With the rising costs of fuel coupled with dependence on hostile and unstable nations for fuel supplies when in the sea, scientists and engineers at the US Naval Research Laboratory (NRL) have announced that they are working on technology that would enable the production of jet fuel from seawater, resulting in naval vessels that could refuel themselves when at sea.
Every year the US Navy fleet of 15 oil carriers deliver 600 million gallons of fuel to navy ships at sea, the logistics problems associated with it are obvious and at a time of crisis when fuel supplies can be stopped by other nations, a ship that can make its own fuel from seawater would definitely be an advantage.
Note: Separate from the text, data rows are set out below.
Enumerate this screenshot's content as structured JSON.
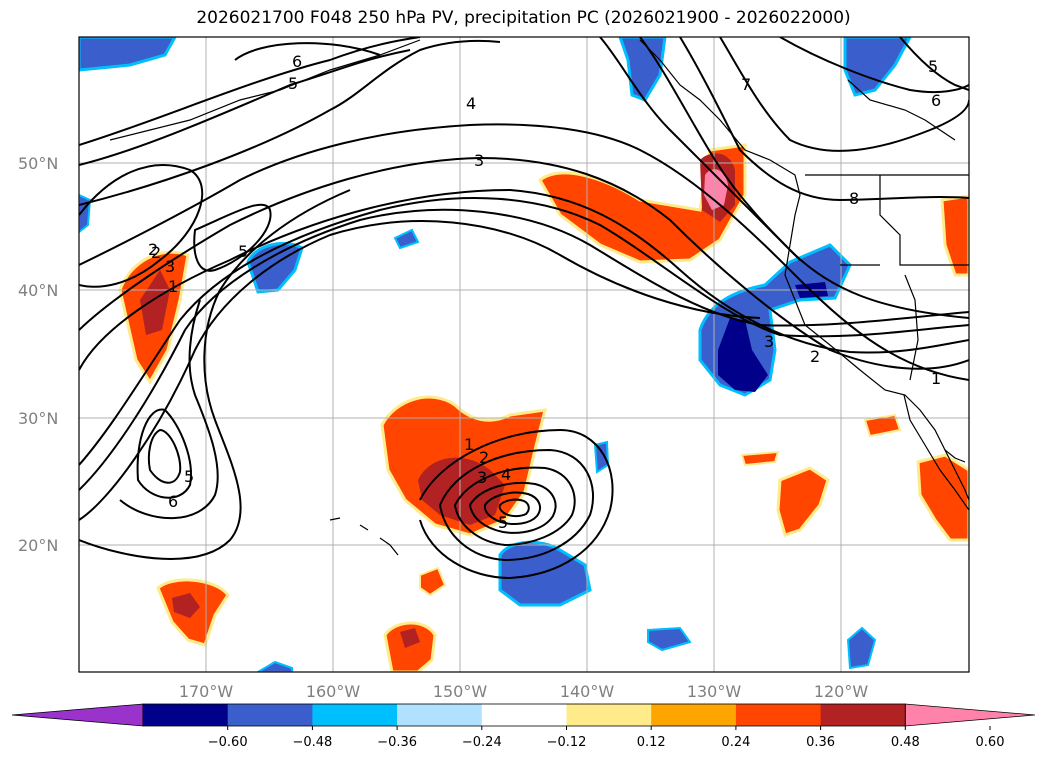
{
  "title": "2026021700 F048 250 hPa PV, precipitation PC (2026021900 - 2026022000)",
  "lat_labels": [
    "50°N",
    "40°N",
    "30°N",
    "20°N"
  ],
  "lon_labels": [
    "170°W",
    "160°W",
    "150°W",
    "140°W",
    "130°W",
    "120°W"
  ],
  "colorbar": {
    "ticks": [
      "−0.60",
      "−0.48",
      "−0.36",
      "−0.24",
      "−0.12",
      "0.12",
      "0.24",
      "0.36",
      "0.48",
      "0.60"
    ],
    "colors": [
      "#9933cc",
      "#00008b",
      "#3a5fcd",
      "#00bfff",
      "#b0e2ff",
      "#ffffff",
      "#ffeb8a",
      "#ffa500",
      "#ff4500",
      "#b22222",
      "#ff82ab"
    ],
    "extend": "both"
  },
  "contour_labels": [
    "6",
    "5",
    "4",
    "3",
    "2",
    "1",
    "8",
    "7",
    "6",
    "5",
    "5",
    "3",
    "2",
    "1",
    "2",
    "3",
    "4",
    "5",
    "1",
    "2",
    "3",
    "5",
    "6"
  ],
  "map": {
    "projection": "plate carree",
    "lon_range": [
      -180,
      -110
    ],
    "lat_range": [
      10,
      60
    ],
    "grid": true,
    "field_contoured": "250 hPa PV (black contours)",
    "field_shaded": "precipitation PC"
  }
}
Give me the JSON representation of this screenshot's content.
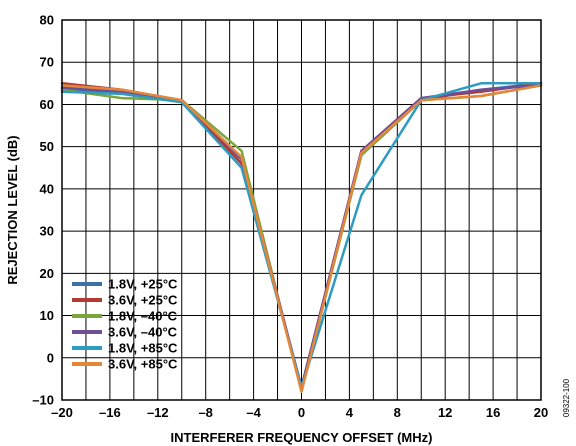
{
  "chart_data": {
    "type": "line",
    "xlabel": "INTERFERER FREQUENCY OFFSET (MHz)",
    "ylabel": "REJECTION LEVEL (dB)",
    "xlim": [
      -20,
      20
    ],
    "ylim": [
      -10,
      80
    ],
    "x_ticks": [
      -20,
      -16,
      -12,
      -8,
      -4,
      0,
      4,
      8,
      12,
      16,
      20
    ],
    "x_tick_labels": [
      "–20",
      "–16",
      "–12",
      "–8",
      "–4",
      "0",
      "4",
      "8",
      "12",
      "16",
      "20"
    ],
    "y_ticks": [
      -10,
      0,
      10,
      20,
      30,
      40,
      50,
      60,
      70,
      80
    ],
    "y_tick_labels": [
      "–10",
      "0",
      "10",
      "20",
      "30",
      "40",
      "50",
      "60",
      "70",
      "80"
    ],
    "grid": true,
    "legend_position": "bottom-left",
    "x": [
      -20,
      -15,
      -10,
      -5,
      0,
      5,
      10,
      15,
      20
    ],
    "series": [
      {
        "name": "1.8V, +25°C",
        "color": "#3d6fa8",
        "values": [
          63.5,
          63,
          61,
          46,
          -7,
          48,
          61,
          63.5,
          65
        ]
      },
      {
        "name": "3.6V, +25°C",
        "color": "#b13a34",
        "values": [
          65,
          63.5,
          61,
          46,
          -7,
          49,
          61.5,
          63,
          65
        ]
      },
      {
        "name": "1.8V, –40°C",
        "color": "#7aa63b",
        "values": [
          63.5,
          61.5,
          61,
          49,
          -8,
          48,
          61,
          62,
          64.5
        ]
      },
      {
        "name": "3.6V, –40°C",
        "color": "#6e4e96",
        "values": [
          64,
          63,
          61,
          47,
          -7,
          49,
          61.5,
          63.5,
          64.5
        ]
      },
      {
        "name": "1.8V, +85°C",
        "color": "#2e9cc0",
        "values": [
          63,
          62.5,
          60.5,
          45,
          -7,
          38.5,
          61,
          65,
          65
        ]
      },
      {
        "name": "3.6V, +85°C",
        "color": "#e5873b",
        "values": [
          64.5,
          63.5,
          61,
          47.5,
          -8,
          48.5,
          61,
          62,
          64.5
        ]
      }
    ]
  },
  "figure_id": "09322-100"
}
The idea here is to make use of trapped CO2 in seawater in the form of dissolved carbonic acid, carbonate and bicarbonates, along with hydrogen to produce jet fuel which can run the turbines.
The tech employed here is tricky as the process works by extracting carbon dioxide and hydrogen from seawater using a three-chambered electrochemical acidification cell. Once extracted, hydrogen and CO2 are passed to a heated reaction chamber with iron as a catalyst. The gases react and combine to form unsaturated hydrocarbons with methane released as a byproduct.
The tech has been tested in the Gulf of Mexico and the research team is working to better the process to make it reach practical levels. The estimated cost of fuel hence produced is expected to be somewhere between $3 and $6 a gallon, which is twice the cost of current jet fuel. Apart from the cost, the technology has other unanswered questions to it. The team doesn’t really explain how the energy required to run the reaction is obtained.